It looks like curtains for the Martinez Beavers as we’ve known them (type “Beavers” in the search box to see more blog entries about these wonderful animals): the City is planning to remove their lodge in order to do creek bank stabilization (which means, in this case, putting more concrete and rocks into the east bank of the creek). It’s an all too typical story, stretching back a few decades in this case: first, property owners hem in a creek by building closer and closer to it on each side. Then, the creek floods, and the property owners and/or the city build retaining walls to contain the creek. During non-flood years, the walls give the property owners the sense of security they need to justify building even closer to the creek; eventually they’re right on top of it. Then, something happens — a high water year, or some beavers that build dams and a lodge, or just aging of the infrastructure — that threatens the retaining walls. The property owners sue the city, the city caves, and public money is spent to mitigate the problem. We’ve seen it in New Orleans and Galveston on a large scale, and we’re seeing it in Martinez on a small scale.

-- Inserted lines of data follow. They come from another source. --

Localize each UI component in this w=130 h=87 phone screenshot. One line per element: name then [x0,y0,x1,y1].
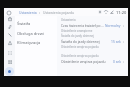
staticText: › [123,59,125,63]
staticText: Oświetlenie zewnętrzne [61,29,93,33]
staticText: Oświetlenie wnętrza pojazdu [61,59,113,63]
button[interactable]: Assistant [4,65,15,77]
button[interactable]: Światła [15,19,57,27]
staticText: Normalny [105,23,121,27]
staticText: › [123,39,125,43]
button[interactable]: Home [4,15,15,23]
other: Signal [110,10,114,14]
staticText: 11:20 [116,10,127,15]
staticText: Światła [17,21,31,26]
button[interactable]: Menu [5,9,12,16]
staticText: Czas świecenia świateł po wyjściu [61,23,105,27]
other: Wifi [104,10,108,14]
button[interactable]: Oświetlenie wnętrza pojazdu [57,58,128,64]
button[interactable]: Media [4,23,15,31]
staticText: 0 sek [113,59,121,63]
staticText: Światła do jazdy dziennej [61,34,94,38]
staticText: › [39,10,41,15]
staticText: › [123,23,125,27]
button[interactable]: Światła do jazdy dziennej [57,38,128,44]
staticText: Klimatyzacja [17,40,41,45]
staticText: Oświetlenie wnętrza pojazdu [61,54,99,58]
staticText: Ustawienia pojazdu [43,10,75,15]
button[interactable]: Navigation [4,39,15,47]
staticText: Światła do jazdy dziennej [61,39,111,43]
button[interactable]: Klimatyzacja [15,38,57,46]
staticText: Oświetlenie wnętrza pojazdu [61,45,99,49]
staticText: 15 sek [111,39,121,43]
other: Bluetooth [98,10,102,14]
button[interactable]: Obsługa drzwi [15,29,57,37]
staticText: Obsługa drzwi [17,31,44,36]
button[interactable]: Settings [4,58,15,66]
button[interactable]: Ustawienia [19,10,37,15]
button[interactable]: Czas świecenia świateł po wyjściu [57,22,128,28]
button[interactable]: Apps [4,49,15,57]
staticText: Ustawienia [61,18,76,22]
button[interactable]: Phone [4,31,15,39]
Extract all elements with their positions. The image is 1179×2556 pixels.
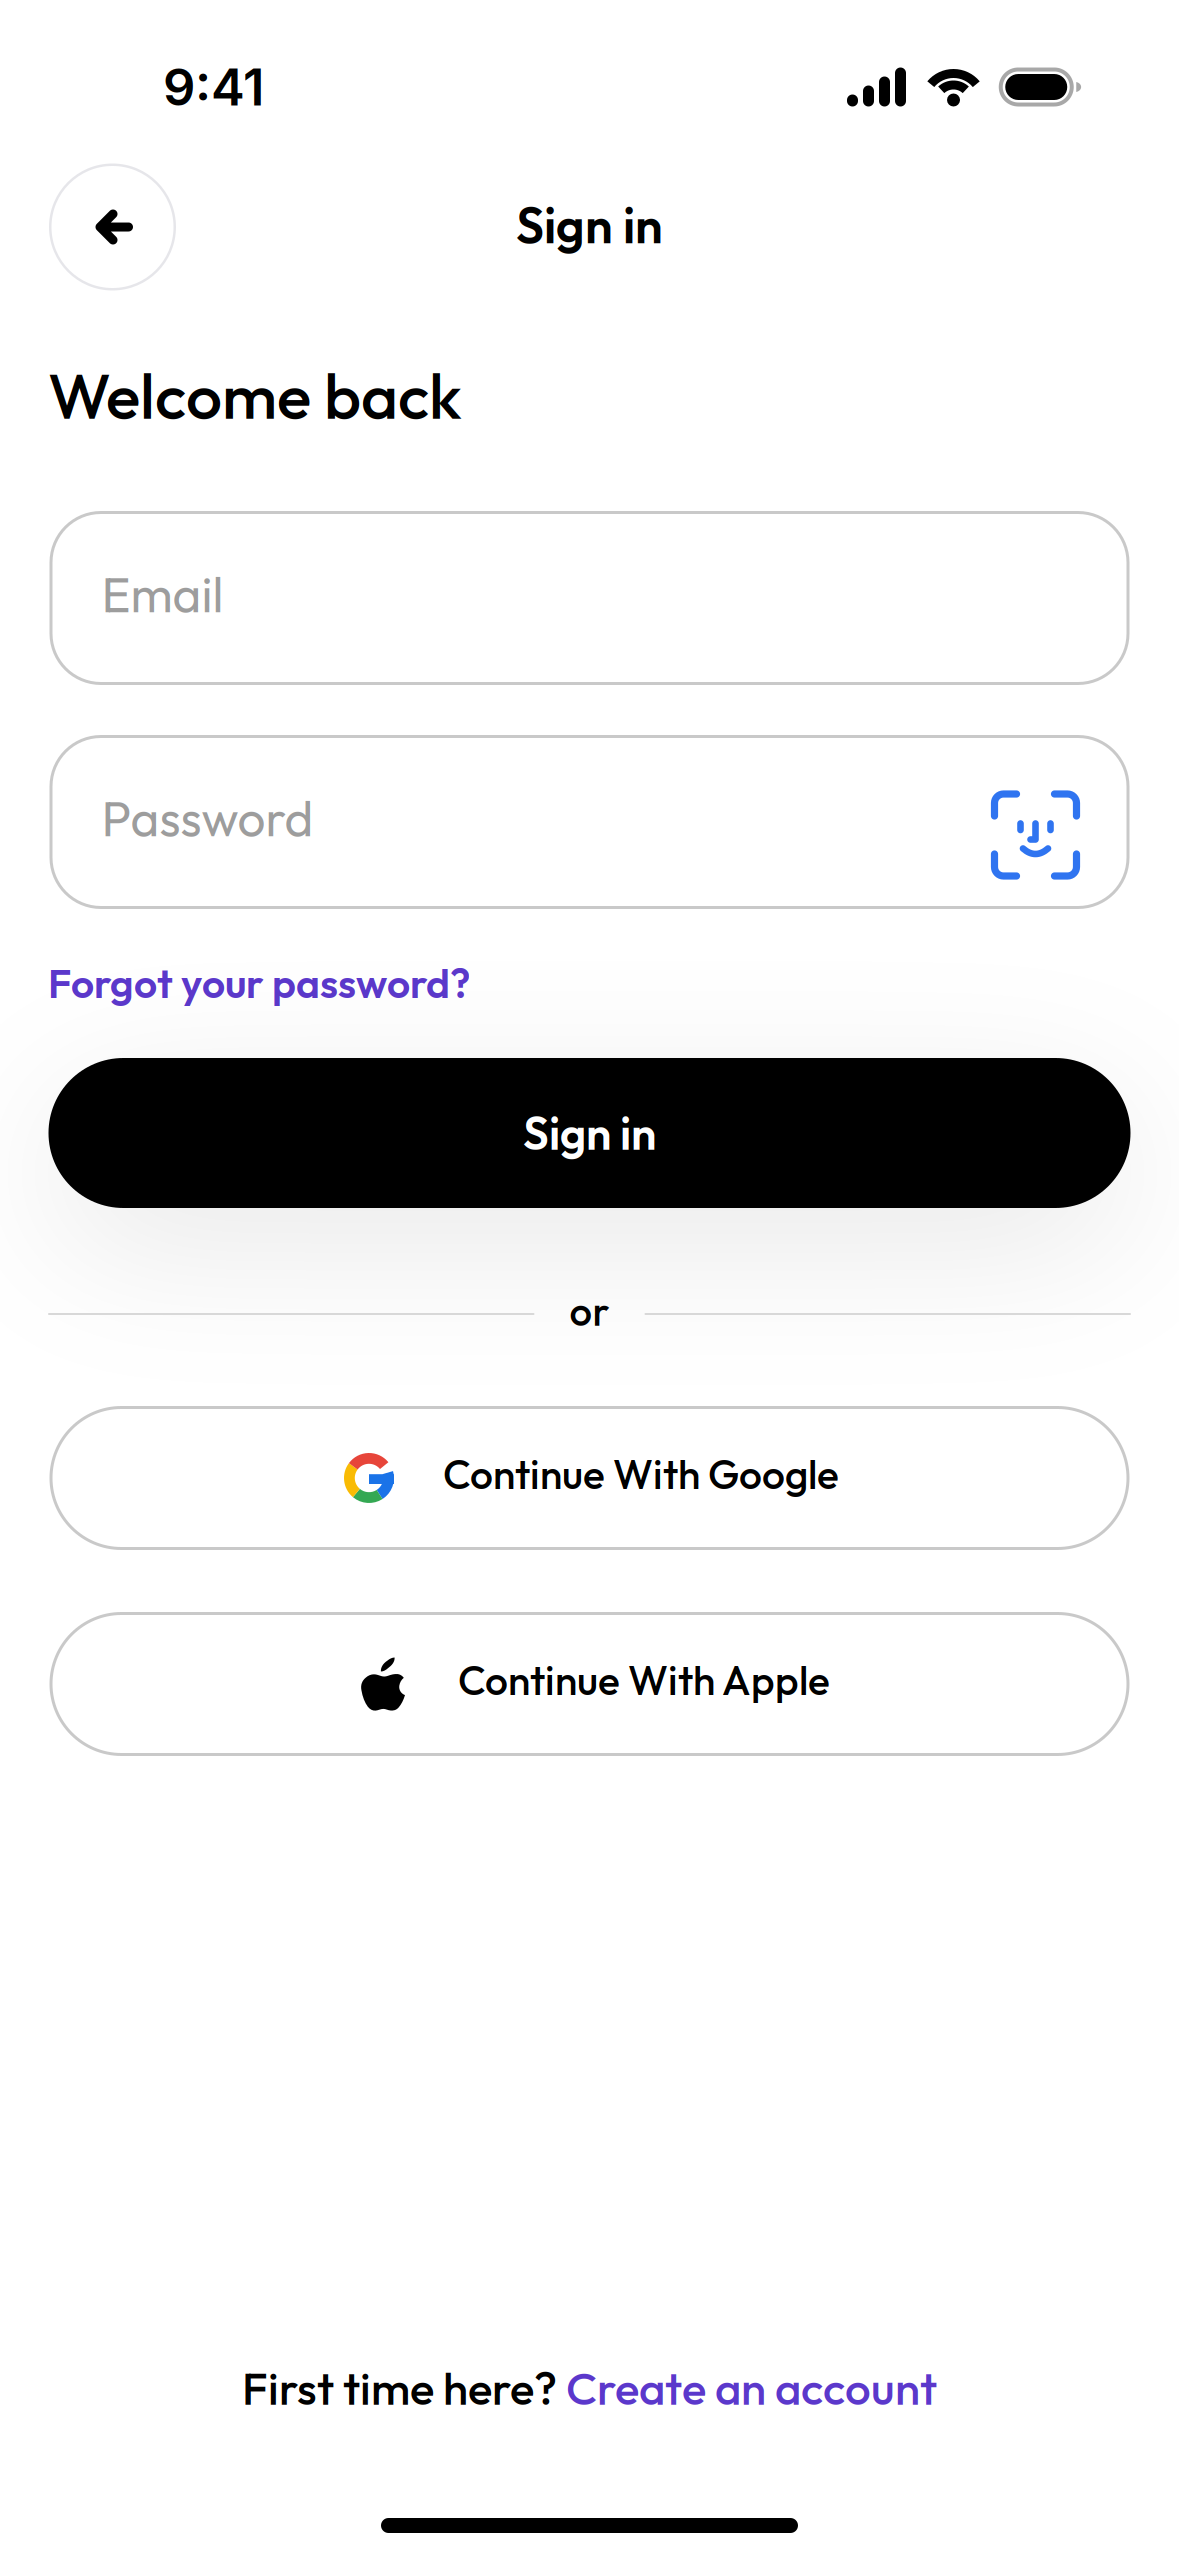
staticText: Continue With Google: [443, 1448, 839, 1500]
staticText: 9:41: [163, 56, 264, 118]
staticText: First time here?: [242, 2359, 566, 2417]
staticText: Create an account: [566, 2359, 937, 2417]
staticText: Continue With Apple: [458, 1654, 830, 1706]
staticText: Welcome back: [48, 355, 462, 435]
staticText: Sign in: [516, 194, 663, 256]
button[interactable]: Create an account: [566, 2359, 937, 2417]
button[interactable]: Continue With Google: [50, 1406, 1130, 1550]
staticText: Forgot your password?: [48, 957, 470, 1009]
button[interactable]: Continue With Apple: [50, 1612, 1130, 1756]
staticText: Password: [102, 787, 314, 849]
button[interactable]: Sign in with Face ID: [998, 781, 1080, 863]
staticText: or: [570, 1286, 610, 1336]
staticText: Email: [102, 563, 224, 625]
staticText: Sign in: [523, 1104, 656, 1162]
button[interactable]: Sign in: [48, 1058, 1130, 1208]
button[interactable]: Back: [49, 164, 176, 290]
button[interactable]: Forgot your password?: [48, 957, 470, 1009]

Personally, I can’t say one way or the other whether the beaver lodge is actually undermining the retaining wall next to the creek. I can say that I think it’s ridiculous that people were allowed to build a building four feet from the creek bank, as they did. A better solution than trying to maintain a permanent wall there would be to add some meander to the creek to take it away from that wall. Apparently that isn’t even being considered, I’m not sure why.
There’s no plan to kill the beavers, just to wreck their home so they have to move elsewhere. I hope they move somewhere else where they are more welcome; although they have had many great, great fans and helpers in Martinez, the city as a whole has treated them badly right from the start. It’s sad.